History

United States
- Name: USS Wissahickon and USS SP-852
- Namesake: Wissahickon was her previous name retained; SP-852 was her section patrol number;
- Builder: George Lawley & Son, Neponset, Massachusetts
- Laid down: 1899
- Completed: 1900
- Acquired: Possibly April 1917 or 13 July 1917^{[citation needed]}
- Commissioned: Possibly 20 August or 3 October 1917^{[citation needed]}
- Decommissioned: 12 February 1919
- Renamed: USS SP-852 either upon commissioning or in 1918;; Wissahickon ca. September–November 1918;
- Stricken: 10 February 1919
- Fate: Ordered returned to owner 15 February 1919
- Notes: Operated as private yacht Valda 1900-1901/1902 and Wissahickon 1901/1902-1917 and from 1919

General characteristics
- Type: Patrol vessel
- Tonnage: 74 Gross register tons
- Displacement: 194 tons
- Length: 120 ft (37 m)
- Beam: 14 ft 2 in (4.32 m)
- Draft: 6 ft (1.8 m)
- Depth: 8 ft 9 in (2.67 m)
- Propulsion: Steam engine, one shaft
- Speed: 12 knots
- Complement: 19
- Armament: 1 × 3-pounder gun; 2 × machine guns;

= USS Wissahickon (SP-852) =

Patrol vessel of the United States Navy

The second USS Wissahickon (SP-852), which also served as USS SP-852, was a United States Navy patrol vessel in commission from 1917 to 1918.

==Construction and early civilian career==
Wissahickon was laid down in 1899 by George Lawley & Son at Neponset, Massachusetts, as the private single-screw steam yacht Valda, with a composite hull made of an iron frame with wood planking. Valda was completed in 1900 and renamed Wissahickon in late 1901 or early 1902. She was the property of Mrs. Charles W. Henry of Philadelphia, Pennsylvania, when the United States entered World War I on 6 April 1917 and may have served in the Maine Naval Militia prior to her acquisition by the U.S. Navy.

==Acquisition and commissioning==
In 1917, the U.S. Navy acquired Wissahickon from Mrs.

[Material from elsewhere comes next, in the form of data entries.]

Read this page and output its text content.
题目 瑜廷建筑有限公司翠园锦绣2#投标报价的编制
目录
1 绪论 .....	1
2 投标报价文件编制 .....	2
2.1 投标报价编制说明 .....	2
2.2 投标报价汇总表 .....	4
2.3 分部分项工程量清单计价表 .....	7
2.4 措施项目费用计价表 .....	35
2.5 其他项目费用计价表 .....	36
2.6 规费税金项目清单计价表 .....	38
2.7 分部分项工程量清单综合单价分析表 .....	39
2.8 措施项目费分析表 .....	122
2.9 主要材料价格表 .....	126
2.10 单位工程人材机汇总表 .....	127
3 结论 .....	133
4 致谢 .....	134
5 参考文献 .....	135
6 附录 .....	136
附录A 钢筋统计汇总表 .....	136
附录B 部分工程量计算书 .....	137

Henry for use as a section patrol vessel during World War I. Records concerning Wissahickons acquisition and commissioning are vague, somewhat contradictory, and incomplete. It appears that U.S. Navy personnel reported aboard Wissahickon as early as April 1917, although one record source states that the Navy did not acquire her from Mrs. Henry until 13 July 1917. No primary source states her commissioning date; her ship's log starts on 20 August 1917 - but one secondary source states that she was not commissioned until 3 October 1917.

At any rate, Wissahickon was commissioned sometime between April and early October 1917. Sources differ as to whether she was commissioned without her name as USS SP-852 or as USS Wissahickon (SP-852), with her name being changed in 1918 to USS SP-852.

==U.S. Navy service==
The Navy considered Wissahickon/SP-852 too light for "distant service" in European waters, so she was placed in the Naval Coast Defense Reserve and assigned to the 1st Naval District in northern New England. Initially based at Rockland, Maine, she began patrols in the vicinity of that port. She spent most of the winter of 1917-1918 moored to a pier there; in January 1918, all of her officers and enlisted men became ill with common colds and sore throats, and the ship was quarantined until the diseases ran their course. When her crew had returned to good health, she returned to patrol duty off Rockland.

In mid-summer 1918, she was reassigned to duty at Boston, Massachusetts, where she arrived on 20 August 1918. She operated from the section base at East Boston, Massachusetts, for the rest of World War I and into January 1919. Apparently sometime between September and November 1918, and definitely by 1 January 1919, her name was changed from USS SP-852 to USS Wissahickon (SP-852).

==Disposal==
Late in January 1919, Wissahickon moved to Camden, Maine. She was stricken from the Navy List on 10 February 1919 and was decommissioned at Camden on 12 February 1919. On 15 February 1919, she was ordered returned to Mrs. Henry.